Süreç nasıl işler, neler olur bilemeyiz. Hukukçu değilim. Bir yargıya varacak ya da yargı süreci ile ilgili bir öngörüde bulunacak da değilim. Takipçisi olmaksa tabii yine hukukçuların işidir.
Bize düşen gördüklerimizi ve doğru bildiklerimizi söylemek, çözüm ve iyileştirme sürecine ilişkin alternatifler, yöntemler ve çalışmalar ortaya koymaktır.
Önceliğimiz Basın Özgürlüğü ve İfade Özgürlüğü bağlamında, aynı zamanda sektörel koşulların iyileştirilmesi anlamında basın emekçilerinin yanında olmak, onların sesini duyurmak olacaktır.

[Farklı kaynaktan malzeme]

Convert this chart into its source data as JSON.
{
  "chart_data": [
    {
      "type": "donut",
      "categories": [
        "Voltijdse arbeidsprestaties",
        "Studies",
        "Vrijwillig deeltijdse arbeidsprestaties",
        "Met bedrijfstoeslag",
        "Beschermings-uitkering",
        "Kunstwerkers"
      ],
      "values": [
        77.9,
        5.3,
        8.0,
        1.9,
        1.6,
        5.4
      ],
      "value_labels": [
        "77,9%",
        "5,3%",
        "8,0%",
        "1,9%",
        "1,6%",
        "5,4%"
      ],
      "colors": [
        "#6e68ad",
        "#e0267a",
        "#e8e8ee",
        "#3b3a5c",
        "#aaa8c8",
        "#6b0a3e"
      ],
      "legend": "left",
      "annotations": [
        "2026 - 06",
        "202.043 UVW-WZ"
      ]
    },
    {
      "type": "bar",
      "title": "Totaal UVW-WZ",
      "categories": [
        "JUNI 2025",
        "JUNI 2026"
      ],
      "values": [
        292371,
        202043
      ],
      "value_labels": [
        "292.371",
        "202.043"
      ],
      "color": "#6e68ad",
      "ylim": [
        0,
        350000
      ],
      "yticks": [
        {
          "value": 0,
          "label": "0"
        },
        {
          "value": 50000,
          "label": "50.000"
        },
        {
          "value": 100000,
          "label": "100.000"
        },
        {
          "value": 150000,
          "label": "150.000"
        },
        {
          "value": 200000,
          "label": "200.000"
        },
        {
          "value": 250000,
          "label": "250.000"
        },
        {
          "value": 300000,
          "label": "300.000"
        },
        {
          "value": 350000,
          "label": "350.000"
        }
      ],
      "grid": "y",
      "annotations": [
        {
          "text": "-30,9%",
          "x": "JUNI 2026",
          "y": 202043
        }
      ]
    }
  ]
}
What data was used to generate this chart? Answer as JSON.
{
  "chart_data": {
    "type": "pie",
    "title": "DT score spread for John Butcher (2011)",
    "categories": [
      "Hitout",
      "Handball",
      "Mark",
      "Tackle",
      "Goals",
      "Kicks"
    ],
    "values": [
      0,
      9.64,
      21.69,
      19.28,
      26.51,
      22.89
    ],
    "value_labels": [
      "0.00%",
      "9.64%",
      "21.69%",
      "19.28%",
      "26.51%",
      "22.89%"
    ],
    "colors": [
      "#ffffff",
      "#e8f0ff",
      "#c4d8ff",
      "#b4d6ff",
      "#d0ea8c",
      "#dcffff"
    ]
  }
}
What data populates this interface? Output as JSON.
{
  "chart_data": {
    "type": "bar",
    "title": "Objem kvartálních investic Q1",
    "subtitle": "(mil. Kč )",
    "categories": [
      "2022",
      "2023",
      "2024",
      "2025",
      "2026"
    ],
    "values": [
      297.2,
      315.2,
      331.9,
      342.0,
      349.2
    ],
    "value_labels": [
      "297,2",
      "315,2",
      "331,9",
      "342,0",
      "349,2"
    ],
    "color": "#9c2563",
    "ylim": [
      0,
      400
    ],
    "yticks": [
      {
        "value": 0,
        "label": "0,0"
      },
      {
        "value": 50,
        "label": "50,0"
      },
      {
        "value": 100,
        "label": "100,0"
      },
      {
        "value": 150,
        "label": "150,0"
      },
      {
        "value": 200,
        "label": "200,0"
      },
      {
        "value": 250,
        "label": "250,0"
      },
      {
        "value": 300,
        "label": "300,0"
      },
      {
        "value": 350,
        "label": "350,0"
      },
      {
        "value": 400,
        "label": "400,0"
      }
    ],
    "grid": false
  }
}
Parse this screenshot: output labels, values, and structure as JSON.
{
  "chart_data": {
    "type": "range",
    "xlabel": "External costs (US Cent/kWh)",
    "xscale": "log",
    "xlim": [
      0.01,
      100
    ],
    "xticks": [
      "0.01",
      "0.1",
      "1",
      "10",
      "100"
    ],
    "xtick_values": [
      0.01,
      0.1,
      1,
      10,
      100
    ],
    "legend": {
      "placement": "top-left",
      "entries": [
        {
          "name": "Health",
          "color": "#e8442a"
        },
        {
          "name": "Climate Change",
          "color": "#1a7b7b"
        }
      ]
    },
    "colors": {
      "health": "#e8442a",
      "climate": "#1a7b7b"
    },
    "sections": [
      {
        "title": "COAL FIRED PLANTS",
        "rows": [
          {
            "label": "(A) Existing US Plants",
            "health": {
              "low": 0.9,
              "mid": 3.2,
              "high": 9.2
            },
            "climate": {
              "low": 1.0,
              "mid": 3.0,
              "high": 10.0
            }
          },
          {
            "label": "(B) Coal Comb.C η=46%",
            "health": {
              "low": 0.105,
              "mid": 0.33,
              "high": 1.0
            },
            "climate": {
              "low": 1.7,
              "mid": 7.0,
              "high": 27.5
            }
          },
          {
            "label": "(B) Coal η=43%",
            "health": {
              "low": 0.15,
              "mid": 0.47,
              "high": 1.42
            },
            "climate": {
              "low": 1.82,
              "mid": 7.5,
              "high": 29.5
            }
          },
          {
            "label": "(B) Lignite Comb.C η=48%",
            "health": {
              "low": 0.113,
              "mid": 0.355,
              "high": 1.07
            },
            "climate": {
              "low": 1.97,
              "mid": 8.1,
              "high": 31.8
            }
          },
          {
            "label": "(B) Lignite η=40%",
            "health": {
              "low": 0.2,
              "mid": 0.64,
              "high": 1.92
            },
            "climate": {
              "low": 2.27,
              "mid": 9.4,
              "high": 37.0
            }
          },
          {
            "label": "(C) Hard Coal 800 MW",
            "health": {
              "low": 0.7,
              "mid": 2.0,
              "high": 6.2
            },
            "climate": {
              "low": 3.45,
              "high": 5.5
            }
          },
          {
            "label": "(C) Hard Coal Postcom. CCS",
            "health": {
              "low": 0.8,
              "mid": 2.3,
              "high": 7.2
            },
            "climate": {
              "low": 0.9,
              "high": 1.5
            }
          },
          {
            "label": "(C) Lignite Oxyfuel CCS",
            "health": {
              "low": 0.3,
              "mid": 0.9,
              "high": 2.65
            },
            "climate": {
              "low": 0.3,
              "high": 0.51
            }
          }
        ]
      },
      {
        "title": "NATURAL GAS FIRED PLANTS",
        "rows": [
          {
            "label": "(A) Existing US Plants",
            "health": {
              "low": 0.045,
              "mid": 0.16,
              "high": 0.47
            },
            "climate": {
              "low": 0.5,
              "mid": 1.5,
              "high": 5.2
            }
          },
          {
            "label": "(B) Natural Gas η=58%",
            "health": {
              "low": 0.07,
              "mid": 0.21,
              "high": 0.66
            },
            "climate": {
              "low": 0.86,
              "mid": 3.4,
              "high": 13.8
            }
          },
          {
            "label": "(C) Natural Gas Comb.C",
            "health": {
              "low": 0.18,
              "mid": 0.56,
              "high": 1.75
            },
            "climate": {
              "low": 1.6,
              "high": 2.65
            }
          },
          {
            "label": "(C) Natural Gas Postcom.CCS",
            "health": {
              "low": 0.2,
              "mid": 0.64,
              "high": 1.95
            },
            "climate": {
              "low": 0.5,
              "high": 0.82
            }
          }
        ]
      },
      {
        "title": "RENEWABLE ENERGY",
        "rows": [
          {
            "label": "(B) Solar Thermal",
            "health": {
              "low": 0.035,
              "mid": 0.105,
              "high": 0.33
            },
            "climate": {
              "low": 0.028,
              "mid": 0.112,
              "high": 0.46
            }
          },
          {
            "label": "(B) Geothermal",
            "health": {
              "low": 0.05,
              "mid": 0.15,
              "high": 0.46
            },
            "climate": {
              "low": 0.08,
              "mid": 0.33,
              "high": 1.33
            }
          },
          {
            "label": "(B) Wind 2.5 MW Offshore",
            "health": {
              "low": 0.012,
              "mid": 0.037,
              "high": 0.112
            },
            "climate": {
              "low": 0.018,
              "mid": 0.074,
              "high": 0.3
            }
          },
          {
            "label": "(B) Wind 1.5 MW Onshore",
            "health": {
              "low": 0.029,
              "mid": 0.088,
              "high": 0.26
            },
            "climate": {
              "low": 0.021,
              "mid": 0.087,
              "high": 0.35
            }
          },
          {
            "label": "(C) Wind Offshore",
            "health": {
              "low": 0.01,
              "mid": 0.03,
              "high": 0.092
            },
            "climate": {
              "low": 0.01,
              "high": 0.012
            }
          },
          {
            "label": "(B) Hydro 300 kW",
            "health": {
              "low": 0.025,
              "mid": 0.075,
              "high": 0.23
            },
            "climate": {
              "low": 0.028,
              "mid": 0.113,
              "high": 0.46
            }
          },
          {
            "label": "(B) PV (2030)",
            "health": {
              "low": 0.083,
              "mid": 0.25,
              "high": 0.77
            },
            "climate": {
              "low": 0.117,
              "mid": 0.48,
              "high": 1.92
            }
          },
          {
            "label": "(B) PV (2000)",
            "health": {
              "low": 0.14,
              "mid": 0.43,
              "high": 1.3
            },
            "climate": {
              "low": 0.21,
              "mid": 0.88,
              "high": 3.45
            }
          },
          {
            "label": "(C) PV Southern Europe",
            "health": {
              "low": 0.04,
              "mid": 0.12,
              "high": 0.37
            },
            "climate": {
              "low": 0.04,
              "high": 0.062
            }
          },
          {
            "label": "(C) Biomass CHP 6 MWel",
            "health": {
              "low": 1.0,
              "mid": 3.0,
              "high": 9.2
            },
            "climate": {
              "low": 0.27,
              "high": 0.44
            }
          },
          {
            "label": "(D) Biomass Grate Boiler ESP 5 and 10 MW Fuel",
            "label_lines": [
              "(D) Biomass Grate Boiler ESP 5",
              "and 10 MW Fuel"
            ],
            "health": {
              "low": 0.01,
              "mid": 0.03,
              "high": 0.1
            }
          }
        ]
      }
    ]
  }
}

Öte yandan bin bir zorluğa rağmen mesleğini sürdüren, umudunu kaybetmeyen, umutsuz olsa dahi mesleğinden vazgeçmeyen bu tutkulu medya emekçilerinin verdiği yanıtların bir çağrı niteliğinde olduğunun bilincinde olarak;
Basın Özgürlüklerinin geliştirilip güçlendirildiği ve genişletildiği bir ülkede korkmadan ve kendilerine yasaklar, sınırlar koymadan özgürce çalışabilmelerini desteklemek adına haklarını, sorumluluklarını, sınırlarını, alanlarını bilen, mesleğinin teorik ve pratik dinamiklerine ve kurallarına hakim genç ve cesur gazetecilerin çoğalması yönünde çalışmalar yapmayı arzuluyor ve planlıyoruz.
Basın Özgürlüğü alanında yapılacak çalışmaların artırılması ve yeni alanların açılması gerektiğine inanıyoruz.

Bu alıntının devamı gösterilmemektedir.